Tribunal Administratif de Nantes — Décision N° TA44-2414490

mercredi 25 septembre 2024

JuridictionTribunal Administratif de Nantes
SectionTribunal Administratif de Nantes
N° DossierTA44-2414490
TypeOrdonnance
RecoursExcès de pouvoir
Avocat requérantDJAFOUR

Texte intégral

Vu la procédure suivante :

Par une requête enregistrée le 20 septembre 2024, Mme A E C, représentée par Me Djafour demande au juge des référés sur le fondement des dispositions de l'article L. 521-1 du code de justice administrative :

1°) de suspendre l'exécution de la décision du 13 juin 2024 par laquelle les autorités consulaires françaises à Tananarive (Madagascar) ont refusé de délivrer un visa de long séjour au titre du regroupement familial à l'enfant B D ;

2°) d'enjoindre au ministre de l'intérieur de délivrer le visa demandé dans un délai de quinze jours à compter de la notification de l'ordonnance à intervenir ou à défaut de réexaminer la demande dans un délai de huit jours sous astreinte de 50 euros par jour de retard ;

3°) de mettre à la charge de l'Etat la somme de 1 500 euros hors taxes au titre de l'article L. 761-1 du code de justice administrative ;

Elle soutient que :

- la condition d'urgence est satisfaite en ce que sa fille est mise en difficulté pour suivre sa scolarité en classe de seconde dans de bonnes conditions et eu égard à la durée de la séparation avec elle alors qu'elle a sollicité le regroupement familial depuis le mois de juillet 2023 ;

- il existe un doute sérieux quant à la légalité de la décision attaquée.

Vu :

- les autres pièces du dossier ;

Vu le code de justice administrative.

Le président du tribunal a désigné M. Echasserieau, premier conseiller, pour statuer sur les demandes de référé.

Considérant ce qui suit :

1. Mme C, ressortissante malgache née le 7 mai 1988 a obtenu l'autorisation du préfet de la Réunion le 11 juin 2024 de faire venir en France sa fille, Mme B D. L'intéressée a déposé le 11 juillet 2023 une demande de visa au titre du regroupement familial auprès des autorités consulaires françaises à Tananarive qui a été refusée le 13 juin 2024. Par la présente requête, Mme C doit être regardée comme demandant au juge des référés, sur le fondement des dispositions de l'article L. 521-1 du code de justice administrative, de suspendre l'exécution de la décision implicite de la commission de recours contre les décisions de refus de visa d'entrée en France rejetant le recours préalable obligatoire dont elle a été saisie le 16 juillet 2024.

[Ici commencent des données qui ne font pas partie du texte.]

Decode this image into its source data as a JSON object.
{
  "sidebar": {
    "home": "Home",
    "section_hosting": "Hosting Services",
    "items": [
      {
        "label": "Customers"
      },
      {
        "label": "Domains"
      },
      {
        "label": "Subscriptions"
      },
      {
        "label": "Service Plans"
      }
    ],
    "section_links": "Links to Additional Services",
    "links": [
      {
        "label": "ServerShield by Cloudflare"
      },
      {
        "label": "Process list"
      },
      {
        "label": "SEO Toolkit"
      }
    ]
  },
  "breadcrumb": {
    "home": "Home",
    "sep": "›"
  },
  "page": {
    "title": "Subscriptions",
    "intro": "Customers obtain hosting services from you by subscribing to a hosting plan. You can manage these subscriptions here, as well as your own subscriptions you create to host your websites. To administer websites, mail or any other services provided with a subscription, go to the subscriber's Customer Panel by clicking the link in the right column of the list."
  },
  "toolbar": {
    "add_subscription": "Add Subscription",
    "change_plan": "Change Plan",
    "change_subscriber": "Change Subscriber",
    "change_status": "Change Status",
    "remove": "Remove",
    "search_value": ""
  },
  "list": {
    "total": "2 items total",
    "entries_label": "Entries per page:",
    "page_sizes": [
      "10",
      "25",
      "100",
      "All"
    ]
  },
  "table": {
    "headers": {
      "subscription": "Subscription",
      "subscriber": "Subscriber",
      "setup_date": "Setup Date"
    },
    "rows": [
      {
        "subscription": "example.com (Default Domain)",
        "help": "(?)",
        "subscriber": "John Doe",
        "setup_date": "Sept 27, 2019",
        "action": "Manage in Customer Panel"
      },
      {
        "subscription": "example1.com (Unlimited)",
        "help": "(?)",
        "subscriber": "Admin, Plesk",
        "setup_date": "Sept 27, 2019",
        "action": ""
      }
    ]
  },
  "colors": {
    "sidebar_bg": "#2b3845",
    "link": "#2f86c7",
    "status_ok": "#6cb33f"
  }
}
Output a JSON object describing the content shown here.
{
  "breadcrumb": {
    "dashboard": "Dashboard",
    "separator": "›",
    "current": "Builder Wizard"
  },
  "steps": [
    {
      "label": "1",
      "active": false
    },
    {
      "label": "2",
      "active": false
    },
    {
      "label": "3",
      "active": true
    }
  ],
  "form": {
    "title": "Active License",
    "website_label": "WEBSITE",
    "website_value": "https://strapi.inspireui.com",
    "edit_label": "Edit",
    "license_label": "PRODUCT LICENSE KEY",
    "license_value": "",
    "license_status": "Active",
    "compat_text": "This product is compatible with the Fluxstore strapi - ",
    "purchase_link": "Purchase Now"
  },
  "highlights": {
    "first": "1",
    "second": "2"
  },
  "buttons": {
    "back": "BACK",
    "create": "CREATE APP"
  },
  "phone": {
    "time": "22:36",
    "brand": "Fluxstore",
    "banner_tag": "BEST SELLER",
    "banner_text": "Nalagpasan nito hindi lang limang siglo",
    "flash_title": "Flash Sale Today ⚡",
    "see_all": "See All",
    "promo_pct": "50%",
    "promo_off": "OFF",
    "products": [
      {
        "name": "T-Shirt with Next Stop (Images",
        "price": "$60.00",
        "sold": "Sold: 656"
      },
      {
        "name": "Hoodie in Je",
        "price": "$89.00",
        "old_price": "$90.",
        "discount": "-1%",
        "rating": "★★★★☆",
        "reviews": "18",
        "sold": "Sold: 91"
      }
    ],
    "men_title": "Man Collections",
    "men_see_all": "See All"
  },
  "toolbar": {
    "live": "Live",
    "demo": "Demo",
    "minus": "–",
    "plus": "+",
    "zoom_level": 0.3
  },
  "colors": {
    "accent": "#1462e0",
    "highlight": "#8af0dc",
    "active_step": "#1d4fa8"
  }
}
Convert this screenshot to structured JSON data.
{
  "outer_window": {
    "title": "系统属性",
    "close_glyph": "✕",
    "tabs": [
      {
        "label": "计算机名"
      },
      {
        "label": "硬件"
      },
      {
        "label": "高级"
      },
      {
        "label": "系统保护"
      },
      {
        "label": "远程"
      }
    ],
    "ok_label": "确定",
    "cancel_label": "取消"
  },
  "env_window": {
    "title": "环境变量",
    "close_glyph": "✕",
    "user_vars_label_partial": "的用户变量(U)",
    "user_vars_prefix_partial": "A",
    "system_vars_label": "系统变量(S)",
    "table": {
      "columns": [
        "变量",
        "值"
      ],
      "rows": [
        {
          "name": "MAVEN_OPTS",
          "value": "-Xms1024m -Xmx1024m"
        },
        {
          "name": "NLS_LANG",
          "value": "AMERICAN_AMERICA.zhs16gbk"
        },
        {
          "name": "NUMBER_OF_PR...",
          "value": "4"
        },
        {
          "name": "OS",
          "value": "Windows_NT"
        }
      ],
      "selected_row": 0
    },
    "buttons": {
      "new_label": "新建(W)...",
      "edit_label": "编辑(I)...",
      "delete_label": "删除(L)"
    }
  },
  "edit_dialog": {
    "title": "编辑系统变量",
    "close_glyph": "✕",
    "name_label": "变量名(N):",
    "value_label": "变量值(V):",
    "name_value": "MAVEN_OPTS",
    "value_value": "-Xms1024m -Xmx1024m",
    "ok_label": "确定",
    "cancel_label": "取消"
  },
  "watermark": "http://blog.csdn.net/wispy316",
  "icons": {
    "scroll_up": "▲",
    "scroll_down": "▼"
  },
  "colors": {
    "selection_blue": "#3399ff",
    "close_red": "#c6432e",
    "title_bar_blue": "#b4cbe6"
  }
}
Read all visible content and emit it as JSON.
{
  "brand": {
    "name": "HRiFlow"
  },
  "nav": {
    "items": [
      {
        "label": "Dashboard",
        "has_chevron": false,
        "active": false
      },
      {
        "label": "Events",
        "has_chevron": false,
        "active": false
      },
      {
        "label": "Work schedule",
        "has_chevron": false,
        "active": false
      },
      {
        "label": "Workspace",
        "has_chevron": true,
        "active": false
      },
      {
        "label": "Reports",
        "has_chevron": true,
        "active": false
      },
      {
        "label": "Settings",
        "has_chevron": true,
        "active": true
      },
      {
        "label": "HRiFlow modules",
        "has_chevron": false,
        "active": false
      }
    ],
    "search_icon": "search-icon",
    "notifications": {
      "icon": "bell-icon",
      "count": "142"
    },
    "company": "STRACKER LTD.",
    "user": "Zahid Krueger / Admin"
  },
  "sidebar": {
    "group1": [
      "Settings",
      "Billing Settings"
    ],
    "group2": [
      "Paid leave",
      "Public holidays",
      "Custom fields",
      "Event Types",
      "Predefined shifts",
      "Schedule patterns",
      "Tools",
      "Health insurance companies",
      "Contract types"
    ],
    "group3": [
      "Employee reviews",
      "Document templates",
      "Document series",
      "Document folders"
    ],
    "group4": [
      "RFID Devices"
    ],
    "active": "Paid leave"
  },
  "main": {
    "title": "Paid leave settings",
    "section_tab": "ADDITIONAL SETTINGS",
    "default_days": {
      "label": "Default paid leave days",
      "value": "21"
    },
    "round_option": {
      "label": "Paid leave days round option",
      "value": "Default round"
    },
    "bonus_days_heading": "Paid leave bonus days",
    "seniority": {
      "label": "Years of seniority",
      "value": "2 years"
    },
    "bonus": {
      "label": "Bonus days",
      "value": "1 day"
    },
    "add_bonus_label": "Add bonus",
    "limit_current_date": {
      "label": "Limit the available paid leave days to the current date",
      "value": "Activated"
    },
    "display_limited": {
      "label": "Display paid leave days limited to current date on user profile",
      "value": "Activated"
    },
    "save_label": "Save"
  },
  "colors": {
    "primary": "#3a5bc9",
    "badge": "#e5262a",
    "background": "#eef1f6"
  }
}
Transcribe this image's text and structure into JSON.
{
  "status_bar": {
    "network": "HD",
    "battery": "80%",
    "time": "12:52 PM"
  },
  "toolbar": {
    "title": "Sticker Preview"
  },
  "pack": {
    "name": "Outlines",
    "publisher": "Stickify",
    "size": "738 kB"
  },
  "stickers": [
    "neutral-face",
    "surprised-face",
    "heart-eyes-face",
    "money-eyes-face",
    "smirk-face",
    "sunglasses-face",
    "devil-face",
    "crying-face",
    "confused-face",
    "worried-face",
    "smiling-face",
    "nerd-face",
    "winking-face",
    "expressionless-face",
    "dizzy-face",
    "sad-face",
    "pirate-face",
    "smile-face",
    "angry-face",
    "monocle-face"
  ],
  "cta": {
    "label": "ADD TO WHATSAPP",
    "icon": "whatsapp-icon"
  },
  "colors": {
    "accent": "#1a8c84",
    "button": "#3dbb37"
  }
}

2. Aux termes de l'article L. 521-1 du code de justice administrative : " Quand une décision administrative, même de rejet, fait l'objet d'une requête en annulation ou en réformation, le juge des référés, saisi d'une demande en ce sens, peut ordonner la suspension de l'exécution de cette décision, ou de certains de ses effets, lorsque l'urgence le justifie et qu'il est fait état d'un moyen propre à créer, en l'état de l'instruction, un doute sérieux quant à la légalité de la décision () ". Aux termes de l'article L. 522-1 du même code : " Le juge des référés statue au terme d'une procédure contradictoire écrite ou orale. / Lorsqu'il lui est demandé de prononcer les mesures visées aux articles L. 521-1 et L. 521-2, de les modifier ou d'y mettre fin, il informe sans délai les parties de la date et de l'heure de l'audience publique () ". Aux termes de l'article L. 522-3 dudit code : " Lorsque la demande ne présente pas un caractère d'urgence ou lorsqu'il apparaît manifeste, au vu de la demande, que celle-ci ne relève pas de la compétence de la juridiction administrative, qu'elle est irrecevable ou qu'elle est mal fondée, le juge des référés peut la rejeter par une ordonnance motivée sans qu'il y ait lieu d'appliquer les deux premiers alinéas de l'article L. 522-1 ".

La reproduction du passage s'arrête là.